Junaid Hafeez, a former visiting lecturer at Bahauddin Zakariya University, was awarded the death penalty by a court in the Central Jail in Multan on 21st December 2019. He was accused of blasphemy by conservative students widely believed to be part of the Islami Jamiat-e-Talaba, a student wing of the Jamaat-e-Islami. According to his father, Hafeez was the target of a smear campaign for holding liberal views.
Hafeez was arrested on 13th March 2013 for “making derogatory remarks about the Prophet in a Facebook book. He was charged with Section 295-C of the PPC and has been kept in solitary confinement since June 2014. His case has since been dragging.
Pakistan’s blasphemy laws are controversial for their extreme punishments. Section 295 codified in 186 aimed to protect the religious sentiments of India’s various religious communities.

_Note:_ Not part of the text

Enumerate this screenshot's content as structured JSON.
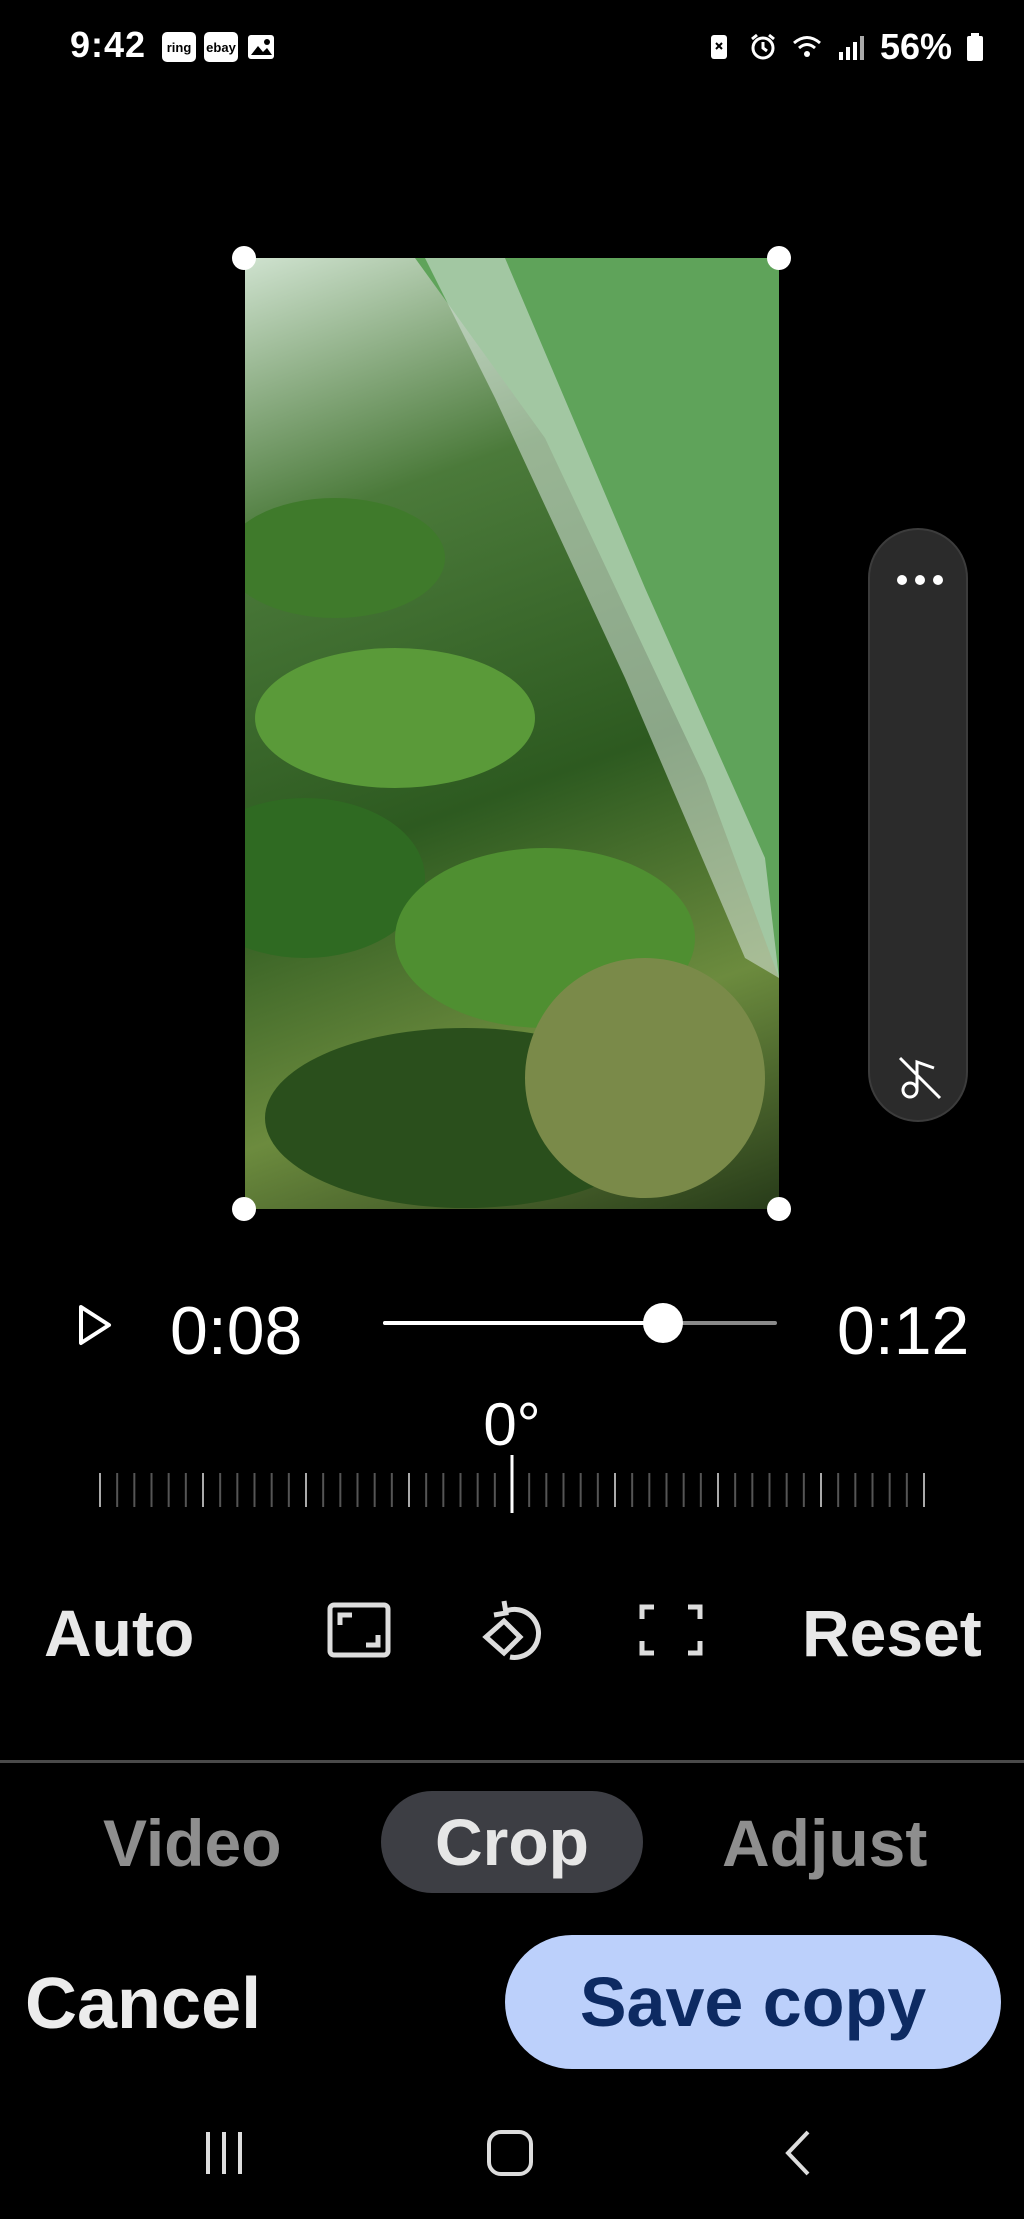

In 1986, during the Islamization period of General Zia ul-Haq’s regime, 5 provisions were added, the controversial of which being Section 295-C which carries with it a death sentence for defiling the name of the Prophet.

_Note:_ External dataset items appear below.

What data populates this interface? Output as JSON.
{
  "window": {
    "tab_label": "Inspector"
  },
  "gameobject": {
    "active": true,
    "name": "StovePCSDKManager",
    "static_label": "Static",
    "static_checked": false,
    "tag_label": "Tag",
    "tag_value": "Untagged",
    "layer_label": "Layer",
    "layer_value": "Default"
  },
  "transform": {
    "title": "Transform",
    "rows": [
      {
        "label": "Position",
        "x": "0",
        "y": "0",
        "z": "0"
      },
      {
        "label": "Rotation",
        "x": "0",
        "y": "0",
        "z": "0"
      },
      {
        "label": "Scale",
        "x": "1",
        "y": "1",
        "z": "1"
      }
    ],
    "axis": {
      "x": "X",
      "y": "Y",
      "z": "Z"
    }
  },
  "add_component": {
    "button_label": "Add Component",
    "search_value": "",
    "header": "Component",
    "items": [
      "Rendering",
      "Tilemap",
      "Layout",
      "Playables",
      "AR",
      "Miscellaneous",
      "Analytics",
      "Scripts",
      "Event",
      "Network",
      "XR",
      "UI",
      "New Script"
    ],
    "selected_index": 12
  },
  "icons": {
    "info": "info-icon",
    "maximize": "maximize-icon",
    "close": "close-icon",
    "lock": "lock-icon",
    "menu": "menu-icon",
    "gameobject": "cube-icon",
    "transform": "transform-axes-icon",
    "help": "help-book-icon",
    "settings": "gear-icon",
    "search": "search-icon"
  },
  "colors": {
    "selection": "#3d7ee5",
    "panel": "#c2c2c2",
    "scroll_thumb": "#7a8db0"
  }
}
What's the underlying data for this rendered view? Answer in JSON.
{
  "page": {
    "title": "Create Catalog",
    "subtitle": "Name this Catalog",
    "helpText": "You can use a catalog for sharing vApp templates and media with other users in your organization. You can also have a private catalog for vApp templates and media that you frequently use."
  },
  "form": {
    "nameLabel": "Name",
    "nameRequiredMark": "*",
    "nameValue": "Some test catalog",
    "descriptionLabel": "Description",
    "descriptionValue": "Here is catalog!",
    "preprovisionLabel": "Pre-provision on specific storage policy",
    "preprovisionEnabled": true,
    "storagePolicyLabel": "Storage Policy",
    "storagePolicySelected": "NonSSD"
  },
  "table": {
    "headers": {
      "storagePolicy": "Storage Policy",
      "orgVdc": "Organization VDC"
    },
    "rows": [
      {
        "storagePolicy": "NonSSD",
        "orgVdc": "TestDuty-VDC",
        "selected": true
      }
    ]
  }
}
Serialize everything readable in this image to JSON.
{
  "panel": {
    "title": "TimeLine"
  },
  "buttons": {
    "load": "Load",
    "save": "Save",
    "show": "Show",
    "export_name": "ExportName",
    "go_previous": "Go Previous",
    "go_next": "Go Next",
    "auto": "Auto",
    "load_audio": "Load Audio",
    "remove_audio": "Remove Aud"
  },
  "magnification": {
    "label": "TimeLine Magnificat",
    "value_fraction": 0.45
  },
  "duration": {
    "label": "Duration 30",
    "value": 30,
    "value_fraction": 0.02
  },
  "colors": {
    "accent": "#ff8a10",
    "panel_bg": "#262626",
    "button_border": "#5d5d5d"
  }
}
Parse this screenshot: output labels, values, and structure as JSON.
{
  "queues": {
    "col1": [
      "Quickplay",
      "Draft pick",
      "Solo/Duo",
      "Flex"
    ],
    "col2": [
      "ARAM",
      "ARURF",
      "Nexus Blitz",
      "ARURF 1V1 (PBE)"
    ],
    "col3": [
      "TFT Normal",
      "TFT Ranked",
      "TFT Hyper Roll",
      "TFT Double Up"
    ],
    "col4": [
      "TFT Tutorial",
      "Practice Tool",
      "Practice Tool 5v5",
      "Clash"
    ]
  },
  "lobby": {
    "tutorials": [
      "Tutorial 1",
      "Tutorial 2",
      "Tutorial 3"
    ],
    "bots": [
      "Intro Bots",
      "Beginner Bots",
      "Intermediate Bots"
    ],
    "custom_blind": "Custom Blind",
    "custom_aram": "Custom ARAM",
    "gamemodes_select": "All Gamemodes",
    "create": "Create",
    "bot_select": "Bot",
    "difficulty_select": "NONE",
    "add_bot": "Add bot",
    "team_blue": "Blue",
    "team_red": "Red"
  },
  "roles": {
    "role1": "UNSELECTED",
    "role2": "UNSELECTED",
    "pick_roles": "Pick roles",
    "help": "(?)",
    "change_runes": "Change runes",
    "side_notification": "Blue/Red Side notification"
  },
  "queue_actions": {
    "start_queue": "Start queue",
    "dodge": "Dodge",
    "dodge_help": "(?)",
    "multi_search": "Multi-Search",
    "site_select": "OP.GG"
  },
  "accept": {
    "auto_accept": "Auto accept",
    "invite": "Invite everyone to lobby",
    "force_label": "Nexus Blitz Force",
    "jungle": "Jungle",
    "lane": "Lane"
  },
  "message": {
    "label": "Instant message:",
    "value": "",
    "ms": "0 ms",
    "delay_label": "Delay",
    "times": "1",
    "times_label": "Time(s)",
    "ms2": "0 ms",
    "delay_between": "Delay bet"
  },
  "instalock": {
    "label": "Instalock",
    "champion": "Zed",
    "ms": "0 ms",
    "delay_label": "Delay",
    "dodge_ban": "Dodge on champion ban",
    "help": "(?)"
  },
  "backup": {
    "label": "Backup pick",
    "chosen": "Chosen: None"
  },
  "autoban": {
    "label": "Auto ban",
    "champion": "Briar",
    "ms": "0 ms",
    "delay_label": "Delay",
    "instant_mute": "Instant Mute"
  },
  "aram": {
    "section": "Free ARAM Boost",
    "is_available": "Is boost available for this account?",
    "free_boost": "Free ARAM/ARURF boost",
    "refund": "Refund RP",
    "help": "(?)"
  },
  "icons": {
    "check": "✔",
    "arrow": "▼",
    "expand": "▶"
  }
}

Prior to 1986, only 10 reported judgments relating to offences against religion were filed, most of which were dismissed. However, this number ballooned to 1,472 in the period between 1987 and 2016.
Although no death penalties have been carried out against those accused and charged under the blasphemy provisions, vigilante justice and mob violence has resulted in at least 62 deaths till date. The victims often include the accused, such as in the case of Mashal Khan, a student of Abdul Wali Khan University Mardan who was lynched on campus premises by a fellow students over blasphemy allegations on 13th April 2017.
In others, supporters and family members are targeted. In the case of Asia Bibi, a Christian woman sitting on death row for 9 years before her eventual acquittal in 2018, Minorities Minister Shahbaz Bhatti and the Governor of Punjab Salmaan Taseer were both murdered for speaking in her defense.
This was also the matter in Hafeez’s case, where on May 7th, 2014, his lawyer, Rashid Rehman was gunned down in his office by unidentified men after a slew of threats to his life when he took up the lecturer’s case. Hafeez’s current lawyer, Asad Jamal, has also been harassed and threatened.
Currently 17 people charged under the blasphemy provisions are awaiting death row. Hafeez’s verdict possibly makes him the 18th, however Jamal has said that they will appeal the verdict in the high court.